March 13, 2006
Why Doesn't Anyone Ever Look At It From The Minefield's Point Of View?
Generally when people step on mines, their first concern is for themselves. Oh boo hoo, they say, I've been grievously wounded and am going to die of blood loss.
What's always forgotten in all this is the suffering of the minefield.
Fortunately, that's changing now that the folks at DARPA (the Pentagon's famous Defense Advanced Research Projects Agency) have come up with the concept of the "self-healing minefield." The language, of course, implies that when someone steps on a mine, the party hurt in the transaction is the minefield.
I think I speak for all Americans when I say it's critical we have our best scientific minds working on exactly this kind of problem, from exactly this perspective. Next up: psychologists who help nuclear weapons get over their traumatic childhoods.
(News thanks to Scotto posting at Saheli's site.)
Posted at March 13, 2006 10:09 PM
And never too soon for our children to learn.
I'm preparing a children's book, "The GLCM Who Cried," (GLCM for the uninitiated stands for Ground Launched Cruise Missile).
Look for it on Amazon soon. Expecting Disney Studios to pick up for movie.
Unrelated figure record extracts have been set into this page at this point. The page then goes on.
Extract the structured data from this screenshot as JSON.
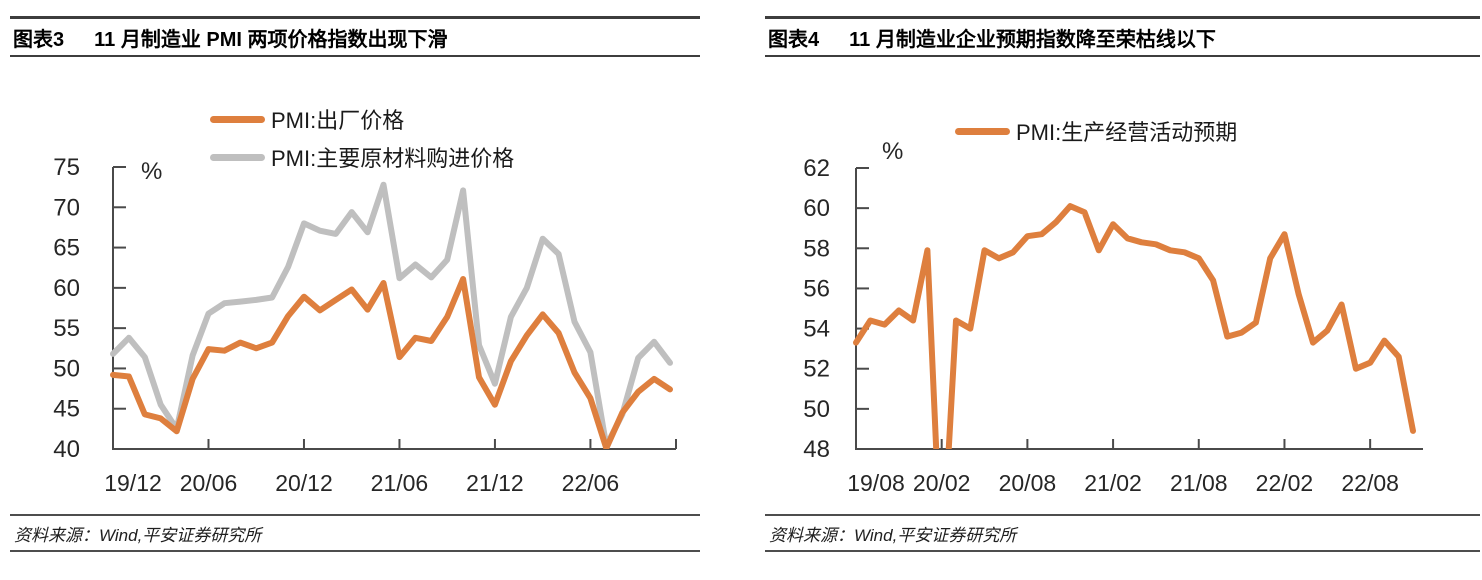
{
  "panels": {
    "left": {
      "tag": "图表3",
      "title": "11 月制造业 PMI 两项价格指数出现下滑",
      "source": "资料来源：Wind,平安证券研究所"
    },
    "right": {
      "tag": "图表4",
      "title": "11 月制造业企业预期指数降至荣枯线以下",
      "source": "资料来源：Wind,平安证券研究所"
    }
  },
  "colors": {
    "orange": "#DE7F3E",
    "gray": "#BFBFBF",
    "axis": "#4a4a4a",
    "tick_text": "#262626",
    "rule": "#3d3d3d"
  },
  "chart_data": [
    {
      "type": "line",
      "title": "11 月制造业 PMI 两项价格指数出现下滑",
      "unit": "%",
      "ylim": [
        40,
        75
      ],
      "ytick_step": 5,
      "grid": false,
      "legend_position": "top",
      "x": [
        "19/12",
        "20/01",
        "20/02",
        "20/03",
        "20/04",
        "20/05",
        "20/06",
        "20/07",
        "20/08",
        "20/09",
        "20/10",
        "20/11",
        "20/12",
        "21/01",
        "21/02",
        "21/03",
        "21/04",
        "21/05",
        "21/06",
        "21/07",
        "21/08",
        "21/09",
        "21/10",
        "21/11",
        "21/12",
        "22/01",
        "22/02",
        "22/03",
        "22/04",
        "22/05",
        "22/06",
        "22/07",
        "22/08",
        "22/09",
        "22/10",
        "22/11"
      ],
      "x_tick_labels": [
        "19/12",
        "20/06",
        "20/12",
        "21/06",
        "21/12",
        "22/06"
      ],
      "series": [
        {
          "name": "PMI:出厂价格",
          "color": "#DE7F3E",
          "values": [
            49.2,
            49.0,
            44.3,
            43.8,
            42.2,
            48.7,
            52.4,
            52.2,
            53.2,
            52.5,
            53.2,
            56.5,
            58.9,
            57.2,
            58.5,
            59.8,
            57.3,
            60.6,
            51.4,
            53.8,
            53.4,
            56.4,
            61.1,
            48.9,
            45.5,
            50.9,
            54.1,
            56.7,
            54.4,
            49.5,
            46.3,
            40.1,
            44.5,
            47.1,
            48.7,
            47.4
          ]
        },
        {
          "name": "PMI:主要原材料购进价格",
          "color": "#BFBFBF",
          "values": [
            51.8,
            53.8,
            51.4,
            45.5,
            42.5,
            51.6,
            56.8,
            58.1,
            58.3,
            58.5,
            58.8,
            62.6,
            68.0,
            67.1,
            66.7,
            69.4,
            66.9,
            72.8,
            61.2,
            62.9,
            61.3,
            63.5,
            72.1,
            52.9,
            48.1,
            56.4,
            60.0,
            66.1,
            64.2,
            55.8,
            52.0,
            40.4,
            44.3,
            51.3,
            53.3,
            50.7
          ]
        }
      ]
    },
    {
      "type": "line",
      "title": "11 月制造业企业预期指数降至荣枯线以下",
      "unit": "%",
      "ylim": [
        48,
        62
      ],
      "ytick_step": 2,
      "grid": false,
      "legend_position": "top",
      "x": [
        "19/08",
        "19/09",
        "19/10",
        "19/11",
        "19/12",
        "20/01",
        "20/02",
        "20/03",
        "20/04",
        "20/05",
        "20/06",
        "20/07",
        "20/08",
        "20/09",
        "20/10",
        "20/11",
        "20/12",
        "21/01",
        "21/02",
        "21/03",
        "21/04",
        "21/05",
        "21/06",
        "21/07",
        "21/08",
        "21/09",
        "21/10",
        "21/11",
        "21/12",
        "22/01",
        "22/02",
        "22/03",
        "22/04",
        "22/05",
        "22/06",
        "22/07",
        "22/08",
        "22/09",
        "22/10",
        "22/11"
      ],
      "x_tick_labels": [
        "19/08",
        "20/02",
        "20/08",
        "21/02",
        "21/08",
        "22/02",
        "22/08"
      ],
      "series": [
        {
          "name": "PMI:生产经营活动预期",
          "color": "#DE7F3E",
          "values": [
            53.3,
            54.4,
            54.2,
            54.9,
            54.4,
            57.9,
            41.8,
            54.4,
            54.0,
            57.9,
            57.5,
            57.8,
            58.6,
            58.7,
            59.3,
            60.1,
            59.8,
            57.9,
            59.2,
            58.5,
            58.3,
            58.2,
            57.9,
            57.8,
            57.5,
            56.4,
            53.6,
            53.8,
            54.3,
            57.5,
            58.7,
            55.7,
            53.3,
            53.9,
            55.2,
            52.0,
            52.3,
            53.4,
            52.6,
            48.9
          ]
        }
      ]
    }
  ]
}
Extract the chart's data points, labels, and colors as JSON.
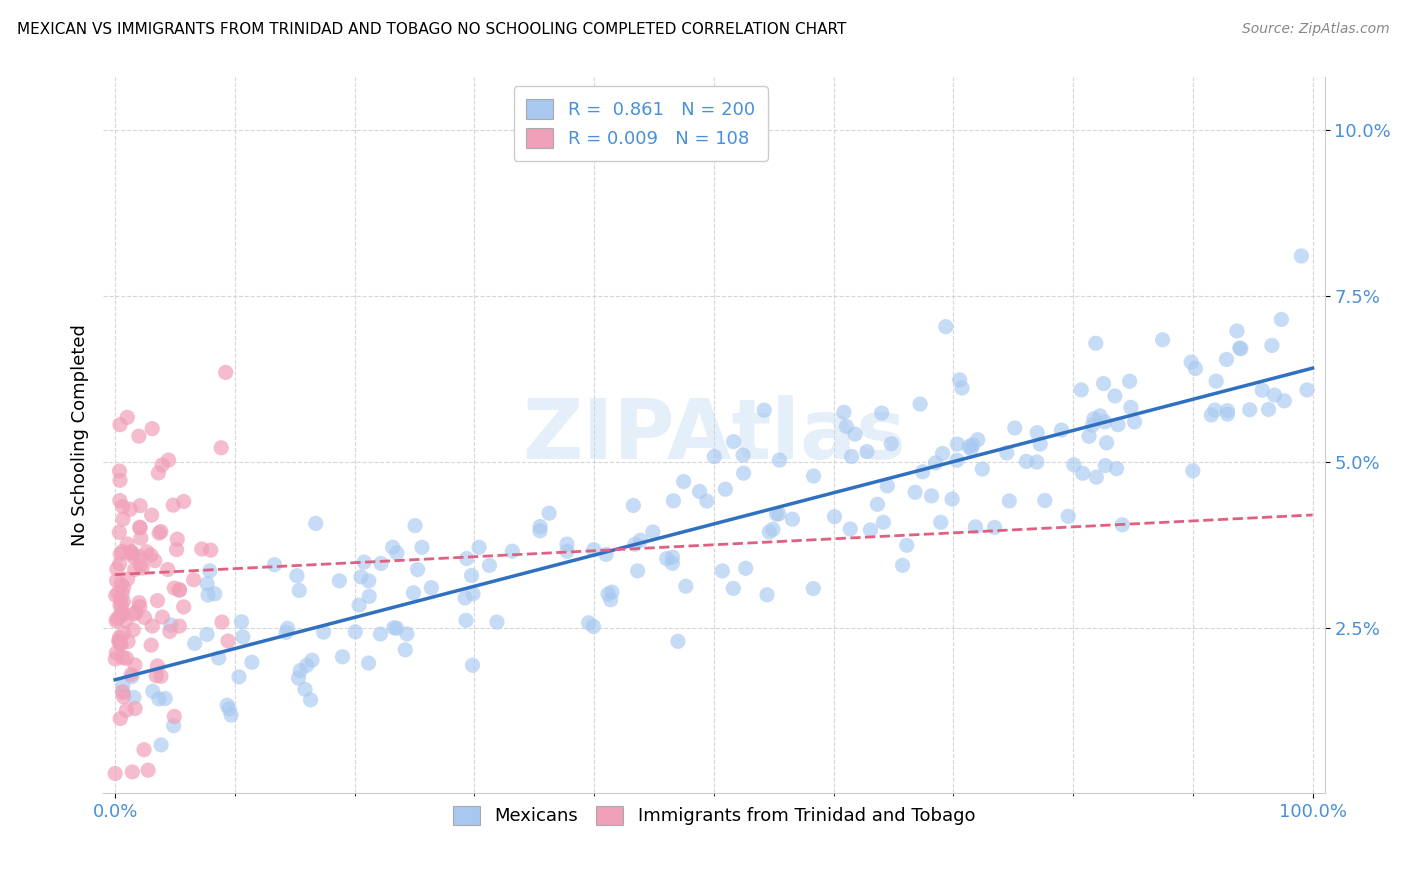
{
  "title": "MEXICAN VS IMMIGRANTS FROM TRINIDAD AND TOBAGO NO SCHOOLING COMPLETED CORRELATION CHART",
  "source": "Source: ZipAtlas.com",
  "ylabel": "No Schooling Completed",
  "blue_R": 0.861,
  "blue_N": 200,
  "pink_R": 0.009,
  "pink_N": 108,
  "blue_color": "#a8c8f0",
  "pink_color": "#f0a0b8",
  "blue_line_color": "#3070c0",
  "pink_line_color": "#e06080",
  "legend_blue_label": "Mexicans",
  "legend_pink_label": "Immigrants from Trinidad and Tobago",
  "background_color": "#ffffff",
  "grid_color": "#cccccc",
  "watermark": "ZIPAtlas",
  "yticks": [
    0.025,
    0.05,
    0.075,
    0.1
  ],
  "ytick_labels": [
    "2.5%",
    "5.0%",
    "7.5%",
    "10.0%"
  ],
  "ylim_min": 0.0,
  "ylim_max": 0.108
}
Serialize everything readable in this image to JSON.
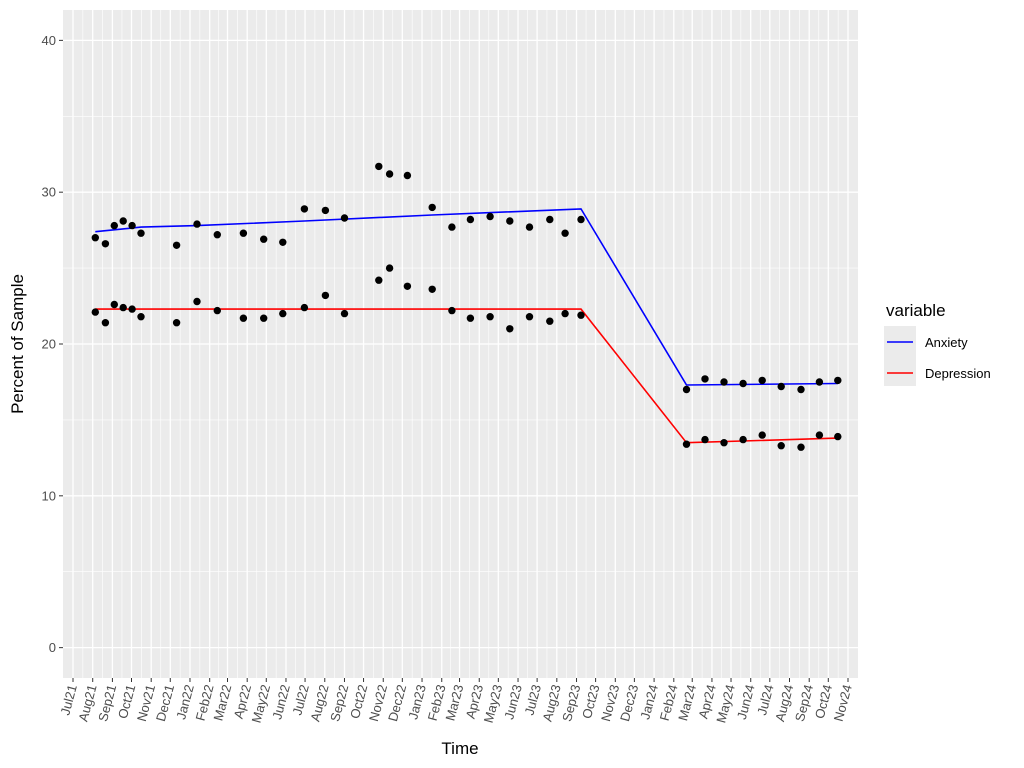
{
  "chart_data": {
    "type": "line",
    "xlabel": "Time",
    "ylabel": "Percent of Sample",
    "ylim": [
      -2,
      42
    ],
    "yticks": [
      0,
      10,
      20,
      30,
      40
    ],
    "x_tick_labels": [
      "Jul21",
      "Aug21",
      "Sep21",
      "Oct21",
      "Nov21",
      "Dec21",
      "Jan22",
      "Feb22",
      "Mar22",
      "Apr22",
      "May22",
      "Jun22",
      "Jul22",
      "Aug22",
      "Sep22",
      "Oct22",
      "Nov22",
      "Dec22",
      "Jan23",
      "Feb23",
      "Mar23",
      "Apr23",
      "May23",
      "Jun23",
      "Jul23",
      "Aug23",
      "Sep23",
      "Oct23",
      "Nov23",
      "Dec23",
      "Jan24",
      "Feb24",
      "Mar24",
      "Apr24",
      "May24",
      "Jun24",
      "Jul24",
      "Aug24",
      "Sep24",
      "Oct24",
      "Nov24"
    ],
    "grid": true,
    "legend": {
      "title": "variable",
      "placement": "right",
      "entries": [
        {
          "name": "Anxiety",
          "color": "#0000ff"
        },
        {
          "name": "Depression",
          "color": "#ff0000"
        }
      ]
    },
    "point_color": "#000000",
    "series": [
      {
        "name": "Anxiety",
        "color": "#0000ff",
        "points": [
          {
            "x": "2021-08-05",
            "y": 27.0
          },
          {
            "x": "2021-08-21",
            "y": 26.6
          },
          {
            "x": "2021-09-04",
            "y": 27.8
          },
          {
            "x": "2021-09-18",
            "y": 28.1
          },
          {
            "x": "2021-10-02",
            "y": 27.8
          },
          {
            "x": "2021-10-16",
            "y": 27.3
          },
          {
            "x": "2021-12-11",
            "y": 26.5
          },
          {
            "x": "2022-01-12",
            "y": 27.9
          },
          {
            "x": "2022-02-13",
            "y": 27.2
          },
          {
            "x": "2022-03-26",
            "y": 27.3
          },
          {
            "x": "2022-04-27",
            "y": 26.9
          },
          {
            "x": "2022-05-27",
            "y": 26.7
          },
          {
            "x": "2022-06-30",
            "y": 28.9
          },
          {
            "x": "2022-08-02",
            "y": 28.8
          },
          {
            "x": "2022-09-01",
            "y": 28.3
          },
          {
            "x": "2022-10-25",
            "y": 31.7
          },
          {
            "x": "2022-11-11",
            "y": 31.2
          },
          {
            "x": "2022-12-09",
            "y": 31.1
          },
          {
            "x": "2023-01-17",
            "y": 29.0
          },
          {
            "x": "2023-02-17",
            "y": 27.7
          },
          {
            "x": "2023-03-18",
            "y": 28.2
          },
          {
            "x": "2023-04-18",
            "y": 28.4
          },
          {
            "x": "2023-05-19",
            "y": 28.1
          },
          {
            "x": "2023-06-19",
            "y": 27.7
          },
          {
            "x": "2023-07-21",
            "y": 28.2
          },
          {
            "x": "2023-08-14",
            "y": 27.3
          },
          {
            "x": "2023-09-08",
            "y": 28.2
          },
          {
            "x": "2024-02-21",
            "y": 17.0
          },
          {
            "x": "2024-03-21",
            "y": 17.7
          },
          {
            "x": "2024-04-20",
            "y": 17.5
          },
          {
            "x": "2024-05-20",
            "y": 17.4
          },
          {
            "x": "2024-06-19",
            "y": 17.6
          },
          {
            "x": "2024-07-19",
            "y": 17.2
          },
          {
            "x": "2024-08-19",
            "y": 17.0
          },
          {
            "x": "2024-09-17",
            "y": 17.5
          },
          {
            "x": "2024-10-16",
            "y": 17.6
          }
        ],
        "trend": [
          {
            "x": "2021-08-05",
            "y": 27.4
          },
          {
            "x": "2021-10-16",
            "y": 27.7
          },
          {
            "x": "2022-01-12",
            "y": 27.8
          },
          {
            "x": "2022-06-30",
            "y": 28.1
          },
          {
            "x": "2023-01-17",
            "y": 28.5
          },
          {
            "x": "2023-09-08",
            "y": 28.9
          },
          {
            "x": "2024-02-21",
            "y": 17.3
          },
          {
            "x": "2024-10-16",
            "y": 17.4
          }
        ]
      },
      {
        "name": "Depression",
        "color": "#ff0000",
        "points": [
          {
            "x": "2021-08-05",
            "y": 22.1
          },
          {
            "x": "2021-08-21",
            "y": 21.4
          },
          {
            "x": "2021-09-04",
            "y": 22.6
          },
          {
            "x": "2021-09-18",
            "y": 22.4
          },
          {
            "x": "2021-10-02",
            "y": 22.3
          },
          {
            "x": "2021-10-16",
            "y": 21.8
          },
          {
            "x": "2021-12-11",
            "y": 21.4
          },
          {
            "x": "2022-01-12",
            "y": 22.8
          },
          {
            "x": "2022-02-13",
            "y": 22.2
          },
          {
            "x": "2022-03-26",
            "y": 21.7
          },
          {
            "x": "2022-04-27",
            "y": 21.7
          },
          {
            "x": "2022-05-27",
            "y": 22.0
          },
          {
            "x": "2022-06-30",
            "y": 22.4
          },
          {
            "x": "2022-08-02",
            "y": 23.2
          },
          {
            "x": "2022-09-01",
            "y": 22.0
          },
          {
            "x": "2022-10-25",
            "y": 24.2
          },
          {
            "x": "2022-11-11",
            "y": 25.0
          },
          {
            "x": "2022-12-09",
            "y": 23.8
          },
          {
            "x": "2023-01-17",
            "y": 23.6
          },
          {
            "x": "2023-02-17",
            "y": 22.2
          },
          {
            "x": "2023-03-18",
            "y": 21.7
          },
          {
            "x": "2023-04-18",
            "y": 21.8
          },
          {
            "x": "2023-05-19",
            "y": 21.0
          },
          {
            "x": "2023-06-19",
            "y": 21.8
          },
          {
            "x": "2023-07-21",
            "y": 21.5
          },
          {
            "x": "2023-08-14",
            "y": 22.0
          },
          {
            "x": "2023-09-08",
            "y": 21.9
          },
          {
            "x": "2024-02-21",
            "y": 13.4
          },
          {
            "x": "2024-03-21",
            "y": 13.7
          },
          {
            "x": "2024-04-20",
            "y": 13.5
          },
          {
            "x": "2024-05-20",
            "y": 13.7
          },
          {
            "x": "2024-06-19",
            "y": 14.0
          },
          {
            "x": "2024-07-19",
            "y": 13.3
          },
          {
            "x": "2024-08-19",
            "y": 13.2
          },
          {
            "x": "2024-09-17",
            "y": 14.0
          },
          {
            "x": "2024-10-16",
            "y": 13.9
          }
        ],
        "trend": [
          {
            "x": "2021-08-05",
            "y": 22.3
          },
          {
            "x": "2023-09-08",
            "y": 22.3
          },
          {
            "x": "2024-02-21",
            "y": 13.5
          },
          {
            "x": "2024-10-16",
            "y": 13.8
          }
        ]
      }
    ]
  }
}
As Goethe (or somebody) said, nothing that kills is alien to me.
You think that snark can stop this engine of progress, or is it that snark's necessarity for even a fringe population of people to make themselves willing to be aware of the problem?
...and Other Depressing Thoughts I Didn't Want to Wake Up To. Thanks, patience.
Well-- I think snark helps, actually, as bad as things seem now. As much as this seems like counting awfully shallow victories, with Bush unimpeached, Iraq in flames, Frist amok-- we aren't in Iran yet.
And I will hug my Atrios Ponies tight and repeat that petition for hours-- stay out. Stay out. Stay out.
Non-nuclear bunker-busters - because the irony of using nukes to stop Iran from developing nukes would be too much for even the Pentagon?
Many DARPA projects are evil (e.g., TIA), but their "self-healing minefield" isn't as evil as most. It seems to be a new solution to an old problem: how to keep an enemy from clearing a path through an anti-tank minefield.
The "traditional" solution is to add anti-personnel mines to the anti-tank minefield, with all the attendant problems. But the "self-healing" solution does away with anti-personnel mines by making the anti-tank mines mobile (so any path cleared through the minefield would filled in with other anti-tank mines moving into the path).
Anti-tank mines won't explode if someone steps on them - they require much more pressure than a person's foot. So these "self-healing" minefields would actually reduce landmine injuries. That's a net plus in my book.
Thanks for the link, Jonathan, and thanks for the kind words hedgehog.
I came over to say essentially the same thing as Mathwiz, though not as strongly. I had not realized when Scotto posted this that they were antitank and not antipersonnel, but since then Toasty, another one of my guestbloggers, has. That does not make it all hunky dory in my book--antitank mines very easily turn into anti-tractor mines--but it should be clear that these aren't the classic victim-activated non-self-destroying antipersonnel mines we should have agreed to stop using 7 years ago and still haven't. I'm not convinced they are a net good, but yes, it's possible they could be.
And Jonathan has still perfectly highlighed exactly that which infuriated and still infuriates me. It's deeply offensive to use the verb "to heal" in this context. And no matter how net-good your weapons-project is, it's kind of disgusting to design a multi-colored chessboard website for it.